<94>Digne par ta politesse
D'être mis au niveau des célèbres esprits
Dont s'applaudissait la Grèce,
Ou dont se vante Paris;
Plus digne par ton cœur d'occuper une place
Chez le peu de héros connus par l'amitié!
Si je pouvais jouer de la lyre d'Horace,
Je ferais retentir les échos du Parnasse
Des regrets de ce cœur toujours au tien lié.
Je dirais que tu surpasse
Achate et Pirithoüs,
Pylade, Oreste et Nisus.
J'immortaliserais, dans l'ardeur qui m'enflamme,
Les éclatantes vertus
Qui brillaient dans ta belle âme.
Mais, Dieu! je vois le jour, et tu ne le vois plus!

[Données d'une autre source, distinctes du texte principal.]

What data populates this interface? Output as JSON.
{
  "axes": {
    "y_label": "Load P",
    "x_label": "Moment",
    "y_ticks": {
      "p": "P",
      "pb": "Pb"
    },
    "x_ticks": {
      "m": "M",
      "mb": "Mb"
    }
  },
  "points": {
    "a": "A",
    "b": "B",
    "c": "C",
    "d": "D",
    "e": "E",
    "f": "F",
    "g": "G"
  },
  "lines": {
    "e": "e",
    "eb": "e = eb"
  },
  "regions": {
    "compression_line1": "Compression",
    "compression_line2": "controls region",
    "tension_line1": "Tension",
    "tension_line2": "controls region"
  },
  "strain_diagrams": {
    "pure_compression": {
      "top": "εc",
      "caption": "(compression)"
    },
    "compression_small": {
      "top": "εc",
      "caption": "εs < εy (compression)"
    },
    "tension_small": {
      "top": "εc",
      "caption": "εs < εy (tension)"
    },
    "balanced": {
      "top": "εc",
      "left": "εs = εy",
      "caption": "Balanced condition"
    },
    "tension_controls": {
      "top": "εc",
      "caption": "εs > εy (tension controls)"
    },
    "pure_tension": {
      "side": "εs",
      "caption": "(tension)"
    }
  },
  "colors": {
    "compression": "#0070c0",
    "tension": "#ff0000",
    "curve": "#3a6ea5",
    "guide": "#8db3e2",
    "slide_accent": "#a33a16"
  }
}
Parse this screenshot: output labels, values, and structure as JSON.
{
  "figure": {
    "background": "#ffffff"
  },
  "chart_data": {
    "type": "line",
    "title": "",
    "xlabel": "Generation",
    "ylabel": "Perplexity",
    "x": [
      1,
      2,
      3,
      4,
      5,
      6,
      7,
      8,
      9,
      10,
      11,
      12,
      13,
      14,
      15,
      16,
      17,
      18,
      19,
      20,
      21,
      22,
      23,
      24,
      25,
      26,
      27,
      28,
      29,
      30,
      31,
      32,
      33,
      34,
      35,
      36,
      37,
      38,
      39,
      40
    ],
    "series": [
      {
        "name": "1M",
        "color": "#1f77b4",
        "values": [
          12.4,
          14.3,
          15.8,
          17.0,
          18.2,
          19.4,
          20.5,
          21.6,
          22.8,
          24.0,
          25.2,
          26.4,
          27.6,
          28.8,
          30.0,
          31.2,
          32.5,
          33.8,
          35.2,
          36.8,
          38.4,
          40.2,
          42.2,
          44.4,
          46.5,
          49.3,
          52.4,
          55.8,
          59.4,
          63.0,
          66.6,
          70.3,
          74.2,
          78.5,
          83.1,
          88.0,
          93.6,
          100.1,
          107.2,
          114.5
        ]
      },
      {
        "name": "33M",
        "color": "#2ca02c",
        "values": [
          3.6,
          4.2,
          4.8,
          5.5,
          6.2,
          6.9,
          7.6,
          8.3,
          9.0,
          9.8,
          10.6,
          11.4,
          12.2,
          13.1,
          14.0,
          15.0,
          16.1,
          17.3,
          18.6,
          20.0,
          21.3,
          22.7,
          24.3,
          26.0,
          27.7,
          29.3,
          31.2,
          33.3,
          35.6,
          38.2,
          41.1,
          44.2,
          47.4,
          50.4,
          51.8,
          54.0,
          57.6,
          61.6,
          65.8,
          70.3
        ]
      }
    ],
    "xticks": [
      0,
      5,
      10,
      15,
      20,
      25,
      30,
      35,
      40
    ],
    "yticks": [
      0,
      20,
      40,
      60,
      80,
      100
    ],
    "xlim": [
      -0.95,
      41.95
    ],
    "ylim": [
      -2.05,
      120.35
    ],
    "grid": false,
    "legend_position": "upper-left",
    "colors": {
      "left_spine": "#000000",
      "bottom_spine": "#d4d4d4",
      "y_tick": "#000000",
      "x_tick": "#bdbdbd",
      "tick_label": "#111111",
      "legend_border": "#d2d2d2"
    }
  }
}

Il n'est donc que trop vrai, la mort inexorable
Ravit également le vulgaire hébété
Et l'homme le plus aimable.
Elle n'épargne rien, vertu ni dignité;
Sur les rives du Cocyte
Il n'est vice ni mérite;
Ce qui n'est plus n'a qu'été;
J'y vois dans l'égalité
Hector, Achille et Thersite.
Vers ce séjour obscur j'avance promptement,
Mes heures et mes jours volent rapidement;
Ma carrière, au delà de la moitié remplie,
Me présente sa sortie.
Dans peu je te joindrai dans ton noir monument;
Là, dans cet asile sombre,
Je veux m'unir à ton ombre
Et la chérir constamment.
Tandis que le destin m'arrête dans ce monde,
Plein de ma douleur profonde,
Portant au fond du cœur l'empreinte de tes traits,
Nul bonheur ne pourra diminuer ma plainte.